GENEVA, SWITZERLAND – Unep (UN Environmental Protection agency) negotiations to establish a mercury convention ended in Geneva Wednesday evening 16 January with more of a whisper than a bang, in terms of world press coverage. Mercury has been an issue for so long, since the Japanese discovered in 1956 that it caused Minamata disease, that the growing seriousness of the problem has trouble catching the public eye.
And yet, the scope of the problem is daunting, judging by a new body of research, much of it done by environmental advocates who are pushing hard for a convention that will sharply reduce emissions and clean up environmental damage, and a new report by Unep.
Mercury is a heavy metal that is liquid at ambient temperature. It is very volatile and highly toxic to humans, animals and the environment. It enters our environment through a number of doors, including coal-fired power plants, cement plants, landfills, urban sewage systems, and artisanal and small-scale gold mining.
Unep’s report, Global Mercury Assessment 2013 shows the difficulty of obtaining accurate numbers on emissions, but it also shows good progress made in this area. It’s been confirmed, for example, that small-scale gold mining accounts for about one-third of new emissions, followed by the production of ferrous and non-ferrous metals, and cement production.
The report shows disturbing trends and, for the first time, it quantifies mercury in our water systems, some 1,000 tons of it: previous reports looked at mercury in the air and although the estimated range is about 1,200 to 4,000 tons, 1,960 tons is the most widely used figure. The amount of mercury in the top 100 metres of the world’s oceans has doubled in the last 100 years, the new figures indicate.

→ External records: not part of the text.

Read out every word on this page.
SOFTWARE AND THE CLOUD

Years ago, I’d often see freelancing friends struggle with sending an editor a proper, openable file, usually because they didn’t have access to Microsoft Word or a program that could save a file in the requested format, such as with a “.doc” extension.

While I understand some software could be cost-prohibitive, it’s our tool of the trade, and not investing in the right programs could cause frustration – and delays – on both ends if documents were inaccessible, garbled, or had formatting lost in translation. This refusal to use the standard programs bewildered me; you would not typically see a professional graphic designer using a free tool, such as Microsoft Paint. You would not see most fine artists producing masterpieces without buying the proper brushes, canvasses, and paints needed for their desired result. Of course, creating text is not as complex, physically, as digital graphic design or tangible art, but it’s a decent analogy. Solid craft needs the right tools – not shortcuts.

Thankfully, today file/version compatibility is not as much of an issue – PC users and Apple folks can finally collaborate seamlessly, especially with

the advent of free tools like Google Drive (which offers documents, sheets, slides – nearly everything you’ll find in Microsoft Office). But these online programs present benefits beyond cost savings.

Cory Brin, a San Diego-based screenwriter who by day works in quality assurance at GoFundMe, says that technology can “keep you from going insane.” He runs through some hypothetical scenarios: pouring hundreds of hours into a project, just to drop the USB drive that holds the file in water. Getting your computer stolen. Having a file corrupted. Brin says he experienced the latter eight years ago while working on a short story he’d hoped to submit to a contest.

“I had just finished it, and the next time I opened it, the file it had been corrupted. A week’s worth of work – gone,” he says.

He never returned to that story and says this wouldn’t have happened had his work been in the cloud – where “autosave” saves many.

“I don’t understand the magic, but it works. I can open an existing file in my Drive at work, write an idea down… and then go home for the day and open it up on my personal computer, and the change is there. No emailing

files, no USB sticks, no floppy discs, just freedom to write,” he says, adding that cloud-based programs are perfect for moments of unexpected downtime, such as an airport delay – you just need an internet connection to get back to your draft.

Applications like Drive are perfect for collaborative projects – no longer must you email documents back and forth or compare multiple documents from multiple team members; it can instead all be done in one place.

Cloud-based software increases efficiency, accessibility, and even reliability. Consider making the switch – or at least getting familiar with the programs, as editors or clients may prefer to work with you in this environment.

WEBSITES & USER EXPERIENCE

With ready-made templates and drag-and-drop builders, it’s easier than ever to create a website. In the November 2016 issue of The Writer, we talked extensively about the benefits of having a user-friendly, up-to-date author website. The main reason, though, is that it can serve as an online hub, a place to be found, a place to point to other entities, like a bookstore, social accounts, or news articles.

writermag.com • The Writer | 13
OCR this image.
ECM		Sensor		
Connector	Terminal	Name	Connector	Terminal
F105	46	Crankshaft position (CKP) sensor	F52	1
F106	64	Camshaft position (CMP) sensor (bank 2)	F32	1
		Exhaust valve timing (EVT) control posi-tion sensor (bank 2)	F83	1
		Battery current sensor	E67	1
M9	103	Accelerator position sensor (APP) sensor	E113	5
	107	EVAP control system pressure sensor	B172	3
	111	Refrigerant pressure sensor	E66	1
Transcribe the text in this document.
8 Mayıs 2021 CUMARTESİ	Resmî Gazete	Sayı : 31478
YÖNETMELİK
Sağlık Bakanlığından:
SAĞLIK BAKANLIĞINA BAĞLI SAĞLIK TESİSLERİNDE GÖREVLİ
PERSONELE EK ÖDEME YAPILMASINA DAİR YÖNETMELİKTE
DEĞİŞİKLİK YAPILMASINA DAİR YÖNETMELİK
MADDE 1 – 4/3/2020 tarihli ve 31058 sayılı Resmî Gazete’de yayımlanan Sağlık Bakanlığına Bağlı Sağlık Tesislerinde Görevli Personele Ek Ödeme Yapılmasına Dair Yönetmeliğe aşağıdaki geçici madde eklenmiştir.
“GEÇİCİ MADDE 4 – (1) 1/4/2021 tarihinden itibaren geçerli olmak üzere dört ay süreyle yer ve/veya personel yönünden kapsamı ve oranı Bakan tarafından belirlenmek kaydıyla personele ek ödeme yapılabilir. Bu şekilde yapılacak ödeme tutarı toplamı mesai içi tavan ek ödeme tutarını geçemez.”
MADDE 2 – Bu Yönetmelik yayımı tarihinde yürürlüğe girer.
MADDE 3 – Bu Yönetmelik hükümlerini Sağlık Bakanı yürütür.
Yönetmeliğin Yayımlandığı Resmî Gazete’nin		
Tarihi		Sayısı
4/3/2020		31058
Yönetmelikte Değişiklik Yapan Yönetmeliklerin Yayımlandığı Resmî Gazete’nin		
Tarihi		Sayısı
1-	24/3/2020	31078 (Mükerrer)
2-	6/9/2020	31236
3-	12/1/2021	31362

For gold mining, “Much of the activity is unregulated or even illegal, and thus reliable official data are still hard to obtain,” according to the repor, but coal production is easier to track, since much of it is industrial. Overall, emissions from coal peaked in the 1970s, then fell until abou 1990, remained stable until 2005 and then levels began to rise again. “Use of coal for power generation and industry is increasing, especially in Asia. However, wider use of air pollution controls and more stringent regulations in several countries, together with improved combustion efficiency, have reduced emissions from coal-burning power plants, helping to offset most of the increase arising from higher coal consumption.”
The fifth and final round of talks in Geneva to create a binding treaty that now needs to be ratified is a start, but it’s hard to find voices who feel that the convention is strong enough.
Switzerland’s minister for the environment, Doris Leuthard, said late Wednesday that the aim of the convention is to reduce harmful mercury emissions at global level. To this end, she told the 140 nations’ representatives, the production and use of mercury must be reduced, particularly in relation to manufacturing and industrial processes. The convention must also regulate the storage of waste containing mercury.
A bright note, in a world where the media tend to portray the US and China as adversaries on all fronts, came when the US backed a Chinese suggestion that it could provide guidance on best available technologies in order “to move forward between addressing thresholds, limits and sources in the treaty and text that would allow countries to deal with these issues in their National Implementation Plans when they go back home,” reports Ecowatch.org. The two countries are among the largest coal producers with major mercury emissions.
Robert F Kennedy Jr and Marc Yaggi wrote before the Geneva meeting, in the Guardian, that “Sadly, the treaty does not require identification or remediation of contaminated sites, does not require polluters to pay for health damages or environmental clean-up, or provide for protection from similar disasters occurring anywhere in the world. In fact, the treaty is not expected to reduce global levels of mercury in fish and seafood at all. Poisonous mercury raining down from coal-fired power plants has contaminated fish in every US state.”
Progress has been made, the authors say: “In America, citizen action forced EPA to adopt the first ever mercury and air toxics rule in 2012. This rule will prevent 90% of the mercury in coal burned at power plants from being emitted into the air. Experts estimate the rule will, among other things, prevent annually up to 6,000 heart attacks, 130,000 asthma attacks, 3,000 cases of chronic bronchitis, and 4,000-11,000 premature deaths.”
They remain adament that only a global reduction will work, and that even if the convention is signed by many nations next summer in Japan, far more needs to be done.